Os argumentos foram rejeitados pelo relator. Para Maluf, a irregularidade estava configurada pelo simples fato de um servidor municipal integrar a equipe da contratada, independentemente da atividade específica desempenhada, de eventual coincidência de horários ou da existência de dano financeiro comprovado.

A empresa não recebeu multa diretamente no julgamento. Conforme explicou o conselheiro, a legislação aplicada prevê a penalização da pessoa física responsável pelo ato, enquanto eventuais providências contra a empresa devem ser adotadas pela própria administração municipal no âmbito do contrato.

A atuação da então fiscal Maria das Dores também foi analisada pelo TCE. Segundo a decisão, ela sabia que o servidor municipal integrava a equipe da empresa e chegou a comunicar a contratada sobre a situação. O problema apontado pelo Tribunal foi que ela não encaminhou formalmente a ocorrência ao gestor do contrato, que era a autoridade responsável por determinar as providências administrativas.

Maria das Dores alegou que a permanência do profissional estava relacionada à falta de especialistas disponíveis e à necessidade de manter o atendimento pediátrico. O relator, entretanto, entendeu que cabia a ela registrar a irregularidade e levar o caso à autoridade competente, independentemente das dificuldades enfrentadas pela unidade de saúde.

Outro fator considerado na decisão foi a continuidade do atesto das notas fiscais. Mesmo após tomar conhecimento do problema, Maria das Dores validou as notas de números 87 a 91, referentes a serviços realizados entre julho e novembro de 2023, sem registrar ressalvas.

Na avaliação do TCE, a conduta acabou conferindo aparência de regularidade aos serviços, apesar de a fiscal já ter conhecimento do descumprimento contratual. O comportamento foi enquadrado como erro grosseiro e resultou na aplicação da multa de R$ 1.583,82.

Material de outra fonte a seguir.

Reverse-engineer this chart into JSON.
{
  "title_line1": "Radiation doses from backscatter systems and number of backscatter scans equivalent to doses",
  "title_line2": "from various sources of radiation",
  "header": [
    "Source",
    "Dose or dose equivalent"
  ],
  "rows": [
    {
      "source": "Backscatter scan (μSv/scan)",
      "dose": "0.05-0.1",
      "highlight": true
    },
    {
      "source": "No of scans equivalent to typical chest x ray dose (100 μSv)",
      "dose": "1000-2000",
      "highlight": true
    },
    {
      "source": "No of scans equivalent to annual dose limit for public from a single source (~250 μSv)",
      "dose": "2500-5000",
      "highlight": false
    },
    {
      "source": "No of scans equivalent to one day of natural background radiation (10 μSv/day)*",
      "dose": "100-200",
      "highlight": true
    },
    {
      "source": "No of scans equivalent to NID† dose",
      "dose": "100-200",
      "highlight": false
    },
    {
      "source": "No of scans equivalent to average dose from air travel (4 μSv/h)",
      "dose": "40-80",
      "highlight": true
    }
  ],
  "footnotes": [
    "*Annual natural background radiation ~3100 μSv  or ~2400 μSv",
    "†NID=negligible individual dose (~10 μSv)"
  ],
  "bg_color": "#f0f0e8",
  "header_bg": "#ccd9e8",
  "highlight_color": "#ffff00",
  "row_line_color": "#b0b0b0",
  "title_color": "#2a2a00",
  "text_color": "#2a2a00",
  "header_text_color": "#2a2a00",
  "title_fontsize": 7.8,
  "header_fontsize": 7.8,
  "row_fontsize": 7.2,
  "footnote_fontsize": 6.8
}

A ex-secretária interina de Saúde Maria das Graças Metelo também foi inicialmente apontada no processo em razão das falhas relacionadas ao controle de frequência. No entanto, o Tribunal afastou a responsabilidade dela após verificar que os registros utilizados na apuração estavam concentrados em fevereiro de 2024, enquanto Maria das Graças só assumiu a secretaria interinamente em 8 de março.

Com isso, os conselheiros entenderam que não havia elementos suficientes para vincular a ex-secretária aos problemas apontados naquele período. A decisão faz uma ressalva de que o afastamento da responsabilidade não significa que os mecanismos de controle tenham sido considerados adequados durante sua passagem pela pasta, mas apenas que não houve provas suficientes para responsabilizá-la neste processo.

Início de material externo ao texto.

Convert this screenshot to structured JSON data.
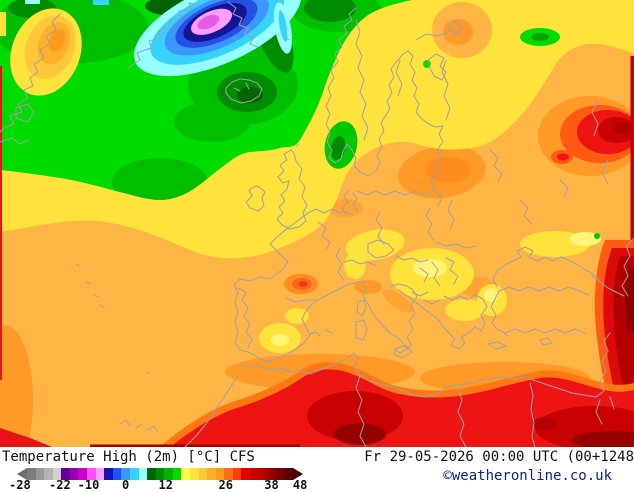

Além das sanções, o TCE-MT determinou uma série de recomendações à administração de Várzea Grande. Entre elas está a integração do sistema eletrônico de frequência com a folha de pagamento, de forma a evitar controles paralelos por meio de planilhas.

O Tribunal também recomendou o reforço da capacitação de gestores e fiscais responsáveis pelo acompanhamento de contratos, além da inclusão de cláusulas específicas nos futuros contratos de serviços médicos para impedir que servidores municipais sejam incorporados às equipes das empresas terceirizadas.

A prefeita de Várzea Grande, Flávia Moretti, deverá ser oficialmente comunicada sobre as recomendações determinadas pelo Tribunal de Contas.